The senior professor stated that the alcohol issue was not relevant in this case, as the recognised increase of cerebral haemorrhage is in persons with high chronic daily intake of alcohol, and there was no evidence that this applied to the complainant. He also dismissed the foot issue. It was irrelevant, he said, in attempting to determine the nature of the stroke, as it did not appear that the complainant’s difficulties with his foot were apparent immediately after the fall. In fact it appeared that immediately after the fall there were no neurological symptoms of weakness.

The senior professor also agreed with the first that one must assume the accuracy of the radiologist’s interpretations of the scans as showing a large cerebral haemorrhage in the basal ganglia region of the left cerebral hemisphere. He agreed that traumatic dissection of the carotid or vertebral arteries does not result in such an intracerebral haemorrhage, and that the evidence did not support a finding of delayed post-traumatic haemorrhage (in which the brain is contused at the moment of injury).

In the senior professor’s view the most probable explanation for the stroke was a spontaneous cerebral haemorrhage, unrelated to the fall. He stated that “the temporal relationship between the fall and the stroke is not sufficient grounds for connecting the two in the absence of a clinically likely mechanism”. He dismissed the only other possibility, that pain and distress from the fall caused a rise in blood pressure which resulted in cerebral haemorrhage, as being “an outside possibility which I cannot regard as probable”.

Taking all the evidence into account, the view of the office was that, on a balance of probabilities, the stroke had not been caused by the accident.

The second aspect

The second aspect for decision was whether the complainant had been prejudiced by the fact that at the time of claim the insurer had not advised him of the greater benefits available if the claim was proved to be accidental, the resulting considerable delay having made it impossible for him to present better facts.

The difficulty here was that in order to show prejudice he would have had to show, on a balance of probabilities, that if he or his wife had been informed at the outset of the increased benefit for claims arising from an accident, he would have been able to prove that his claim arose from an accident and that he would therefore have qualified for the increased benefits.
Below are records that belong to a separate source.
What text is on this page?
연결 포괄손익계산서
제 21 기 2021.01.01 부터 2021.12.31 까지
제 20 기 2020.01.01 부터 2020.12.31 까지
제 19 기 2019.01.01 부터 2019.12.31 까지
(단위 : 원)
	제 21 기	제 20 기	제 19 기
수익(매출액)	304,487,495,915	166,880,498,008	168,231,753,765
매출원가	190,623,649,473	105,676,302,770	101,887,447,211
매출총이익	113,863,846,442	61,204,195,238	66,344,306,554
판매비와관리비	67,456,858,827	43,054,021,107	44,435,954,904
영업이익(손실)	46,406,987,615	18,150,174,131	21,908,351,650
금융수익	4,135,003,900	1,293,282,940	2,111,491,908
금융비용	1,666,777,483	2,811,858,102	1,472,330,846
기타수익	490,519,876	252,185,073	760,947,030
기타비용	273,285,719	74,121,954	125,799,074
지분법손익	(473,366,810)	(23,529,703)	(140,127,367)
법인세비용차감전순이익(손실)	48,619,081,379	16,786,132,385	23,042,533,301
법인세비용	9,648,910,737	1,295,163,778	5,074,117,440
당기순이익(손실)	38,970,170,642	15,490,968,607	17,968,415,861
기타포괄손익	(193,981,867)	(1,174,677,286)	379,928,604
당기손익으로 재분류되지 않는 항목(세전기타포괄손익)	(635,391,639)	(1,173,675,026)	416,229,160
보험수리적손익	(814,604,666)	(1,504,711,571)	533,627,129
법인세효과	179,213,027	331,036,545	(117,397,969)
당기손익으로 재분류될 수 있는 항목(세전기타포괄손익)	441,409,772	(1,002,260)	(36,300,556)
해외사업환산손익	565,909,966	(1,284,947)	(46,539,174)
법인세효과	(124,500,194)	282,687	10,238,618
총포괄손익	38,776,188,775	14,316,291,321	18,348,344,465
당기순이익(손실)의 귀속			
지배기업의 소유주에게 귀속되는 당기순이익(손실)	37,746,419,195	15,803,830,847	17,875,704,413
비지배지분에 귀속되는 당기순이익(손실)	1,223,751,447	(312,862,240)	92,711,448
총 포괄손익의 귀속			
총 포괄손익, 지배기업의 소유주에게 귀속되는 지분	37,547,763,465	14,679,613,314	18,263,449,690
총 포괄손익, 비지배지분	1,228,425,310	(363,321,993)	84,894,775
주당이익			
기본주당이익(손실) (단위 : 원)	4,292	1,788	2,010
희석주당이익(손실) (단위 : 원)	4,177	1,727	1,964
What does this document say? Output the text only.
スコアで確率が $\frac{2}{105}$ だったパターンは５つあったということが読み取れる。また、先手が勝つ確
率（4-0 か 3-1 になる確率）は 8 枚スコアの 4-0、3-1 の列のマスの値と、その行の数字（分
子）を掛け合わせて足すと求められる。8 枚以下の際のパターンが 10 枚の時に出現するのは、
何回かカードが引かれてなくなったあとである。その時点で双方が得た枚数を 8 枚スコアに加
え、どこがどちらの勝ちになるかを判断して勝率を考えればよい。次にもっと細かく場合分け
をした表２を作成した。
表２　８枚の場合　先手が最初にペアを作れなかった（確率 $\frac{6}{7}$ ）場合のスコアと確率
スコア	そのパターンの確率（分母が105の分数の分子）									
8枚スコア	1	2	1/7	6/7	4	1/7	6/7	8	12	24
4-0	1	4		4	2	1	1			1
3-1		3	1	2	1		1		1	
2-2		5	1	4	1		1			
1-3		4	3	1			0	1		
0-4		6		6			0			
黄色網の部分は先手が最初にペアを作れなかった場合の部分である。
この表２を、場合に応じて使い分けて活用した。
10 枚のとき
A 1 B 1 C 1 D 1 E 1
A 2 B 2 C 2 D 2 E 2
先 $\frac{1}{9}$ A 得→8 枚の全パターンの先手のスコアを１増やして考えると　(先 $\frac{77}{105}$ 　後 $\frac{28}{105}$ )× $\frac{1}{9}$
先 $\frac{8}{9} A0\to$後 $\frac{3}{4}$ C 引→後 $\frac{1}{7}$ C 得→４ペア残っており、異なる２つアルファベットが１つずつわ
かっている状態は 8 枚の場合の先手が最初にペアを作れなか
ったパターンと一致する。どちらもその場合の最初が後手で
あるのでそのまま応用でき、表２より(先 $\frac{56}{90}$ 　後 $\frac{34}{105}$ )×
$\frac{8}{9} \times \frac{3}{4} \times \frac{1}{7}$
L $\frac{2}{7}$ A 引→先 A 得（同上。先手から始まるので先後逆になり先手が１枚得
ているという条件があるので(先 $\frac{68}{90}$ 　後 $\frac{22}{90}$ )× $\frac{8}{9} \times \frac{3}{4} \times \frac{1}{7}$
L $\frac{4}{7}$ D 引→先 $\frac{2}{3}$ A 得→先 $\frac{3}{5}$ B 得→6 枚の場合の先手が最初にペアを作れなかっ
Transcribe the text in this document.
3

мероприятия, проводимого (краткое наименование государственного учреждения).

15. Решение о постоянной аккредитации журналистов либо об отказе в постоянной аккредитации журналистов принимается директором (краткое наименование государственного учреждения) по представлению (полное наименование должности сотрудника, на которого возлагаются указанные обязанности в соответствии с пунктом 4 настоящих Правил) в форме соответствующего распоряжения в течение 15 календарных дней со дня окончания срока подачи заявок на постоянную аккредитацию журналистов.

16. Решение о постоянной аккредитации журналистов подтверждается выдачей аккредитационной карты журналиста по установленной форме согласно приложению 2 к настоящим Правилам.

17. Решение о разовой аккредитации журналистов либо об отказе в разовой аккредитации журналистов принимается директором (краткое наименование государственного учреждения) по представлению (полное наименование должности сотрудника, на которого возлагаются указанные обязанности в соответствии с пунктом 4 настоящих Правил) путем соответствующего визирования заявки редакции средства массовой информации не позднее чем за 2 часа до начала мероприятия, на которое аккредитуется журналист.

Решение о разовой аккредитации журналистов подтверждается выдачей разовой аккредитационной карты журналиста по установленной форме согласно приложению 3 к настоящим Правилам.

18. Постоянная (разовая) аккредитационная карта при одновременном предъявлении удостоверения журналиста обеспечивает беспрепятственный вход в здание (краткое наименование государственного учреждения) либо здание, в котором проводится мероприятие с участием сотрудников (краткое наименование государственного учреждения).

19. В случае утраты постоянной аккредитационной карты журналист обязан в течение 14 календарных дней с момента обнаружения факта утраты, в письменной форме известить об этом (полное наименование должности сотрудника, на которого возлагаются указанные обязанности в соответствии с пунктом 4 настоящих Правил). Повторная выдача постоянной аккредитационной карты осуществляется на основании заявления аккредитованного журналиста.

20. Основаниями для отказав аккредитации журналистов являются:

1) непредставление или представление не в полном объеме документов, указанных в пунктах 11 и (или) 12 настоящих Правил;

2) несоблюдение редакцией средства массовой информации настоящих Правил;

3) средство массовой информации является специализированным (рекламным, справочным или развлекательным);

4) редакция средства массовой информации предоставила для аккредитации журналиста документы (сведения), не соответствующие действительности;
In other words, he would have had to show that the further evidence he would have been able to present, such as the actual scans taken at the Austrian clinic, would have been likely to indicate that the stroke was caused by the accident. If such further evidence (the “better facts” he referred to) would have been unlikely to indicate this then the prejudice could not be established.

Even if it could be said that the insurer had had a duty to inform his wife that he could submit the claim to be assessed as accident-related, it would nevertheless appear to be more probable than not that the direct evidence of the scans and the testimony of the staff at the clinic would have confirmed the facts indicated by the scan reports and the recorded medical history, and therefore also the findings of the two professors, as well as the head of neurology clinic in Austria. There was no reason to believe that the scan reports did not accurately describe what the scans themselves indicated. The head of the clinic neurological unit who wrote the report had been aware of the skiing accident, but noted that the complainant did not lose consciousness, did not complain of headaches and did not vomit at the time of the accident. His diagnosis too was of a spontaneous intracererbral haemotoma.

Result

The office made a provisional ruling that on a balance of probabilities the stroke was not caused by an accident, and the claim for higher benefits had been correctly rejected by the insurer; further, that the missing facts would not, on a balance of probabilities, have assisted him and that therefore he had not shown that he had been prejudiced by any failure of the insurer to advise him to submit the claim as accident-related.

The complainant accepted the provisional ruling.